A protester’s disagreement with the agency’s judgment concerning the agency’s needs and how to accommodate them, without more, does not show that the agency’s judgment is unreasonable.  Protein Scis. Corp., B-412794, June 2, 2016, 2016 CPD ¶ 158 at 2.  Instead, we find that the agency’s explanation for its restrictive solicitation provision withstands logical scrutiny and is rational.  Accordingly, we deny the protester’s argument that the prohibition on the use of auto-generated mass mailing or appeals is not necessary to meet the agency’s needs and is unduly restrictive of competition.  Given this conclusion, we need not address the protester’s objections to the agency’s requirement for a feasibility assessment report, i.e., that this report would not be necessary if auto‑generated mass mailing or appeals were allowed. 

The protest is denied.

Thomas H. Armstrong
General Counsel



[1] The solicitation was amended twice.  All citations to the solicitation are to the final version as amended.

[2] The order of priority is:  service-disabled veteran-owned small business concerns; veteran-owned small business concerns; small business concerns with historically underutilized business zone small business concerns and 8(a) participants having priority; and large business concerns.  RFP at 79.   

[3] The feasibility assessment report was to be provided in CLIN 0001 and was the minimum order quantity for the contract.  Id. at 16.

[4] The solicitation explains that the contractor will receive payment based on the percentage of the amount the contractor recovers on a claim.  Id. at 17, 19.  

[5] The solicitation also stated that, prior to submitting any correspondence to TPPs, the contractor will provide copies of correspondence templates for agency review and approval.  RFP at 22. 

[6] In filing and pursuing its protest, eReceivables has made arguments that are in addition to, or variations of, those discussed below.  We have considered all of the protester’s assertions and find no basis to sustain its protest.  For example, eReceivables argues that the requirement for the feasibility assessment report is an unnecessary expenditure of appropriated funds and that the prohibition on the use of auto-generated mass mailings or appeals is contrary to congressional directives to the agency.  See Protest at 14, 19‑20; Comments at 12-13.  Our bid protest jurisdiction extends to violations of procurement laws and regulations, and does not generally extend to questions of fiscal law.  31 U.S.C. § 3552; Pitney Bowes, Inc., B‑416220, B‑416220.2, July 11, 2018, 2018 CPD ¶ 263 at 3; NTELX, Inc., B-413837, Dec. 28, 2016, 2017 CPD ¶ 13 at 2-3 n.2.  Accordingly, we dismiss these protest grounds.   

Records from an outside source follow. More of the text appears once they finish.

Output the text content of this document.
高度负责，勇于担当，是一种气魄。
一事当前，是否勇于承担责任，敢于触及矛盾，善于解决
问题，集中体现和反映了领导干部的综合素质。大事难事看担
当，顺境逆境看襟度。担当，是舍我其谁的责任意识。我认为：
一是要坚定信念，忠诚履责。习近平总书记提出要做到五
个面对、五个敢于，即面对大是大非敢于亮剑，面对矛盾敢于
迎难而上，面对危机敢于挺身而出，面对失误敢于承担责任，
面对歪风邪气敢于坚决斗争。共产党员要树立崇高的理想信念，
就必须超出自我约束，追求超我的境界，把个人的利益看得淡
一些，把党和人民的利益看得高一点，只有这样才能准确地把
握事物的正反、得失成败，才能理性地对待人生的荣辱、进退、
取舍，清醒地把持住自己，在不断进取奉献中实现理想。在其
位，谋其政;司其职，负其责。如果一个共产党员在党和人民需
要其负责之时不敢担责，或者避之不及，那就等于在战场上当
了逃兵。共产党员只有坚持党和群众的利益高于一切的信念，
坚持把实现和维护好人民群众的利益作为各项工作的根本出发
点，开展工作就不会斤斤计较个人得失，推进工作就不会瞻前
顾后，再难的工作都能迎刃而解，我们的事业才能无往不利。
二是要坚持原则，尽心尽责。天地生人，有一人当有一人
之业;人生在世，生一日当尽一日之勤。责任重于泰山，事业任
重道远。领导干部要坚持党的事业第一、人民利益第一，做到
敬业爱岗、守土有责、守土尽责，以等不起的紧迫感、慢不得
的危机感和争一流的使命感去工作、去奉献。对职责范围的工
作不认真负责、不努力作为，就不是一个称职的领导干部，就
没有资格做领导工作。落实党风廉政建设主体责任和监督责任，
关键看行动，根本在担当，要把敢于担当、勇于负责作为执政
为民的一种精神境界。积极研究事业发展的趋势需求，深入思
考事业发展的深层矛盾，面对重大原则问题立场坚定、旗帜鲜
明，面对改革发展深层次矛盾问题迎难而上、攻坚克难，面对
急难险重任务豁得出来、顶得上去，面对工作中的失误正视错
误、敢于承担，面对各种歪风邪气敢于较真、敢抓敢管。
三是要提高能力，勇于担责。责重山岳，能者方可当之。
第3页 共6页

[7] The agency explains that prior to FY 18, it reported collection performance based on the percentage of collections to total billings, which averaged between 35 to 40 percent in the previous five years.  AR, Tab 2, Declaration of Director of Payer Relations at 2.  Beginning in FY 18, the agency implemented a revised method, the net collection ratio, to more accurately report collection performance by taking total billings and subtracting those amounts that are not collectable, such as payer discounts, and other categories of payment that the agency is prohibited by statute from collecting, such as copays or deductibles.  Id. at 2-3. 

[8] For example, one email, which summarizes a conversation between the contractor and the agency, indicated that the agency had a conversation with two insurance providers and that “[t]hey told her to tell us to stop sending them appeals.”  Comments, attach. 1, Declaration of eReceivables’ President, exh. 5.